Ne me retenez point, amis, laissez que j’appareille,
Je n’irai pas plus loin que la rive d’en face;
Je veux examiner de près ce nuage noir
Qui monte du Vésuve et ressemble à un pin.

Tu veux rester ici, cher neveu ? Eh bien, soit,
Etudie, recopie donc les notes qu’hier je t’ai confiées.

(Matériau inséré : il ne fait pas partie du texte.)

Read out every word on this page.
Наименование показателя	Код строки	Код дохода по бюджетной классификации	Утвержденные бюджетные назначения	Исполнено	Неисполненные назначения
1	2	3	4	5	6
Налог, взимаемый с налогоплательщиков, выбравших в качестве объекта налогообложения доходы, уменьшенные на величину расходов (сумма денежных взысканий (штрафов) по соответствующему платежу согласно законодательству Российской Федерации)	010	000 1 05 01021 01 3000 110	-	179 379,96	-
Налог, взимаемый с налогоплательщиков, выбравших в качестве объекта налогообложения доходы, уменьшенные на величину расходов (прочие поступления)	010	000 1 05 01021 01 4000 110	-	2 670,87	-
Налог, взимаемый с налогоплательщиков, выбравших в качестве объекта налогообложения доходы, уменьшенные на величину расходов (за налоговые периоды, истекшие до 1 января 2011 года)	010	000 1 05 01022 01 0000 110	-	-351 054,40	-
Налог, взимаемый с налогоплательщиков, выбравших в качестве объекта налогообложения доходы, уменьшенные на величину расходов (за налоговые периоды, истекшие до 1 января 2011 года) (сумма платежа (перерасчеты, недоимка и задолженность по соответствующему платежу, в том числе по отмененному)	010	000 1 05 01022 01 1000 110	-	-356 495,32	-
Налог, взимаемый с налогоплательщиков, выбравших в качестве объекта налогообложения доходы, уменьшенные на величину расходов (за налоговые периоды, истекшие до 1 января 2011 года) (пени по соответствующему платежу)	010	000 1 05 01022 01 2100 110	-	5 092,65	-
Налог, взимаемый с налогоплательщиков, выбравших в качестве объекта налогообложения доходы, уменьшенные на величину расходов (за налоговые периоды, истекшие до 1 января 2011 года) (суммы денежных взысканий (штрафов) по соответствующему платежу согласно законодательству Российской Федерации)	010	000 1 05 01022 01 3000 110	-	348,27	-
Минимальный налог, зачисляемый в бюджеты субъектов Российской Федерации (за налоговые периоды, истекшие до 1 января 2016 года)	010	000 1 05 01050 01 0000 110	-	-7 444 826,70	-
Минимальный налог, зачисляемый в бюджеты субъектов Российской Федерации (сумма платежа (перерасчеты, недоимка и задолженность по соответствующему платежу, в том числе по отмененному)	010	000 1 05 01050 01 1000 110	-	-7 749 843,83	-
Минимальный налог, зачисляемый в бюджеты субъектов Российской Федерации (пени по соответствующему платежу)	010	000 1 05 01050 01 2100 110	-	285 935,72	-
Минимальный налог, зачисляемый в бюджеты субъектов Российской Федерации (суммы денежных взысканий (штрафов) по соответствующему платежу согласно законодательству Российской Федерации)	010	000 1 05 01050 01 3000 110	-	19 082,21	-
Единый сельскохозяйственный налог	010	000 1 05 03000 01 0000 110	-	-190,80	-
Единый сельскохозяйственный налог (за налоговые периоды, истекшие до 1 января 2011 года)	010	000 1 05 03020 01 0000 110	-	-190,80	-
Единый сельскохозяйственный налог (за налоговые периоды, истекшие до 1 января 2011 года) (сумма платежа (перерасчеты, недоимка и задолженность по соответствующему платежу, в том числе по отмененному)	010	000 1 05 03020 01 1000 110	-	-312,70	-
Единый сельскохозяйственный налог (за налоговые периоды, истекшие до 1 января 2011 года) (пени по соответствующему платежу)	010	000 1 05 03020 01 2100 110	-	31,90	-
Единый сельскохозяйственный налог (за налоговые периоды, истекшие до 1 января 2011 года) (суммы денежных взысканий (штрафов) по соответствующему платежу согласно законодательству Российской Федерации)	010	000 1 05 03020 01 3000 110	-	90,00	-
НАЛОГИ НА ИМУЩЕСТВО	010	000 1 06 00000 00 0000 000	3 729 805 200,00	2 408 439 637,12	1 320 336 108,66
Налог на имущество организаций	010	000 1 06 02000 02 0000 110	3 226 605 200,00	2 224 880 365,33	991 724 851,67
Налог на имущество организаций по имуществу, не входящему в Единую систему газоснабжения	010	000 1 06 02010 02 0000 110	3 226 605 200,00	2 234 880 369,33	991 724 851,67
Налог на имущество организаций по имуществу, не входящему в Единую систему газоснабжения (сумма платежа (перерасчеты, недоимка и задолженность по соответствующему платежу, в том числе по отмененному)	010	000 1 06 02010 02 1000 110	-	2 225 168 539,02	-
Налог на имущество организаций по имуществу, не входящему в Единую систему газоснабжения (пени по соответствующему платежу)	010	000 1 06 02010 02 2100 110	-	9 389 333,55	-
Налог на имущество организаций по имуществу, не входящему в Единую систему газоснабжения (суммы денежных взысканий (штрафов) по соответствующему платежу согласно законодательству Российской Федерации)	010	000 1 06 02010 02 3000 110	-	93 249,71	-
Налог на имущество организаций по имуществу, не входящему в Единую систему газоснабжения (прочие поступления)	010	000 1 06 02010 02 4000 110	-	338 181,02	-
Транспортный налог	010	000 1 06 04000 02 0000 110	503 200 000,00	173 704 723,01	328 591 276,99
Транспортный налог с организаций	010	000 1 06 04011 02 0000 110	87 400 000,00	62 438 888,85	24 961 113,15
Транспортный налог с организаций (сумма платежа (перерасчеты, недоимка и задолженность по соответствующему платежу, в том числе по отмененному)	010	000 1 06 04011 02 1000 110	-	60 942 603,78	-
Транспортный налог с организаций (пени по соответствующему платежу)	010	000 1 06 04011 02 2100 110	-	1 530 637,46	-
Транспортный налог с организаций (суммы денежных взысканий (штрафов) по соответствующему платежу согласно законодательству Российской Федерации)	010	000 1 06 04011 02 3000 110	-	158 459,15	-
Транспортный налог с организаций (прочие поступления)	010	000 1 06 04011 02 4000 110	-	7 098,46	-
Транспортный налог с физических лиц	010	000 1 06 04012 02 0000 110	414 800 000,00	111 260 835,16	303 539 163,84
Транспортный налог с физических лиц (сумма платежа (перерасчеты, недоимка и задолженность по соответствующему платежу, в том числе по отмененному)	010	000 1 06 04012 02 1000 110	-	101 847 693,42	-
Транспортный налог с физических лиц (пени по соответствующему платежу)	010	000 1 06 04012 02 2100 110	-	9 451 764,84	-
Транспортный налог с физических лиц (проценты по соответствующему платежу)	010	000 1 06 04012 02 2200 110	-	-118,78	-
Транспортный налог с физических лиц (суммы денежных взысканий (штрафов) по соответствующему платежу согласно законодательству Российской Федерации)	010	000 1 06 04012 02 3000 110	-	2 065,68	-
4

Ne craignez point la cendre : cendre sur cendre,
Nous ne sommes que cendre, auriez-vous oublié
Epicure ? Allons, préparez le bateau, car déjà la nuit tombe :
La nuit en plein midi, incroyable prodige.

Sois tranquille, ma sœur, je suis prudent et avisé,
Les ans qui m’ont voûté ne l’ont pas fait en vain.
Je reviendrai sous peu, accorde-moi seulement
Le temps d’aller là-bas, d’observer les phénomènes, de revenir,
Pour que, demain, je puisse ajouter un chapitre nouveau
À mes livres, qui vivront encore, je l’espère,
Quand les atomes de mon vieux corps, dissous depuis des siècles,
Iront tourbillonnant dans les remous de l’univers,
Ou revivront sous la forme d’un aigle, d’une enfant, d’une fleur.

Matelots, c’est un ordre, mettez le bateau à la mer.

Procuration

Ne sois pas effrayé par l’ampleur de la tâche,
On a besoin de toi, qui es moins fatigué.
Et puis, tu as l’ouïe fine, alors, écoute
Combien le sol sonne creux sous tes pieds.
Réfléchis à nos erreurs :
Il en fut parmi nous,
Qui cherchèrent à l’aveuglette
Comme un homme aux yeux bandés
Reconstituerait un profil;
D’autres ont joué les corsaires;
D’autres encore s’en sont remis à la bonne volonté.
Apporte ton aide, sans être sûr de toi.
Tente, même si tu n’es pas sûr de toi.
Parce que, justement, tu n’es pas sûr de toi.
Vois s’il t’est possible de réprimer le dégoût et l’ennui
De nos doutes, de nos certitudes.
Nous n’avons jamais été aussi riches, pourtant,
Nous vivons au milieu de monstres embaumés
Et de monstres obscènes tellement ils sont en vie.
Que les ruines ne t’effraient point,
Ni la puanteur des décharges :
Nous en déblayâmes plus d’une à mains nues,
Alors que nous avions ton âge.
Relève le défi autant que tu le peux.
Nous avons peigné la chevelure des comètes.
Déchiffré les secrets de la genèse,
Foulé les sables de la lune,
Construit Auschwitz, détruit Hiroshima.
Tu vois : nous ne sommes pas demeurés inactifs,
Donc, tout perplexe que tu sois, assume;
Et abstiens-toi de nous appeler maîtres.